Congestion in the Gulf of Mexico
Congestion in the Gulf of Mexico
Katherine Spector at the Columbia Center on Global Energy Policy attempts to quantify short-term and longer-term Gulf of Mexico waterborne crude export capacity. The piece also raises questions about whether sharp growth in non-energy waterborne trade via the Gulf will have a positive or negative effect on decongestion of the energy trade, and whether the type of companies involved in developing new export infrastructure matters for the development of this market.
> The Permian Basin is one of the great US shale oil success stories. Located in West Texas and New Mexico, the basin has seen one of the biggest increases in output of any oil shale region, but it has stumbled on insufficient infrastructure to move new production barrels to market and faced severe price discounts as a result. In response, significant investments are being made to gradually resolve that ex-Permian bottleneck and bring those barrels to the Gulf Coast refining center.

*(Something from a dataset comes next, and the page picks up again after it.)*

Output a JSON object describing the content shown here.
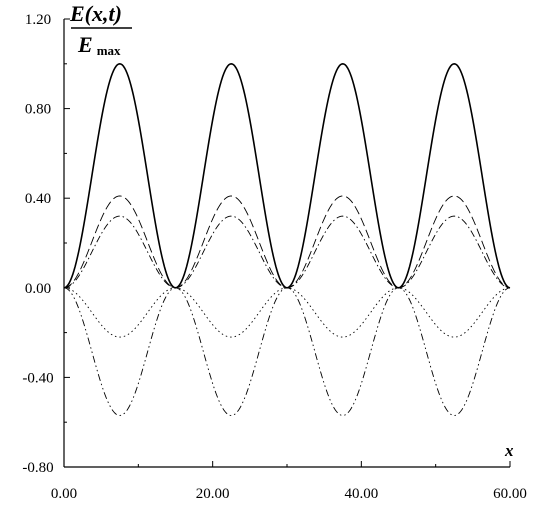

> However, the US refining network alone cannot fully absorb additional volumes of Permian crude. As a result, US oil exports from the Gulf of Mexico have already increased sharply and will continue to grow to accommodate Permian and other US crude production growth. Concerns are now growing that coastal infrastructure bottlenecks will limit waterborne crude exports. Until Gulf Coast export bottlenecks are also resolved, Permian producers will likely continue to face severe price discounts that could impact profitability and ultimately constrain incremental increases in oil production.
> In the space of little more than a decade, US natural gas production has increased by 50 percent, and crude oil production has doubled — to volumes that are quite literally more than the US market knows what to do with. The United States has already become an energy exporting superpower since energy exports were fully legalized just a few years ago. Gross movements of waterborne oil liquids in the US Gulf of Mexico (GOM) are at record highs — in the context of strong waterborne energy and non-energy shipments overall — and just this year crude oil exports have become a meaningful part of that total volume.
> In order to keep GOM exports growing, investments are being made to increase the capacity to send oil from the Gulf of Mexico via a class of tanker known as Very Large Crude Carriers (VLCC). Increased outbound VLCC capacity will not only allow for increased overall export volumes at cheaper per barrel transport costs in general but will also specifically exploit the economies of scale that make long-haul exports to the coveted Asian market most viable. While the prospects for additional VLCC loading capacity improve in a time frame of five or more years — particularly if multiple of the discussed offshore crude export terminal projects become firm — expected Permian growth between now and then could make for a very rocky path to debottlenecking. This commentary is an attempt to quantify short-term and longer-term GOM waterborne crude export capacity. It also raises questions about whether sharp growth in non-energy waterborne trade via the Gulf will have a positive or negative effect on decongestion of the energy trade, and whether the type of companies involved in developing new export infrastructure matters for the development of this market.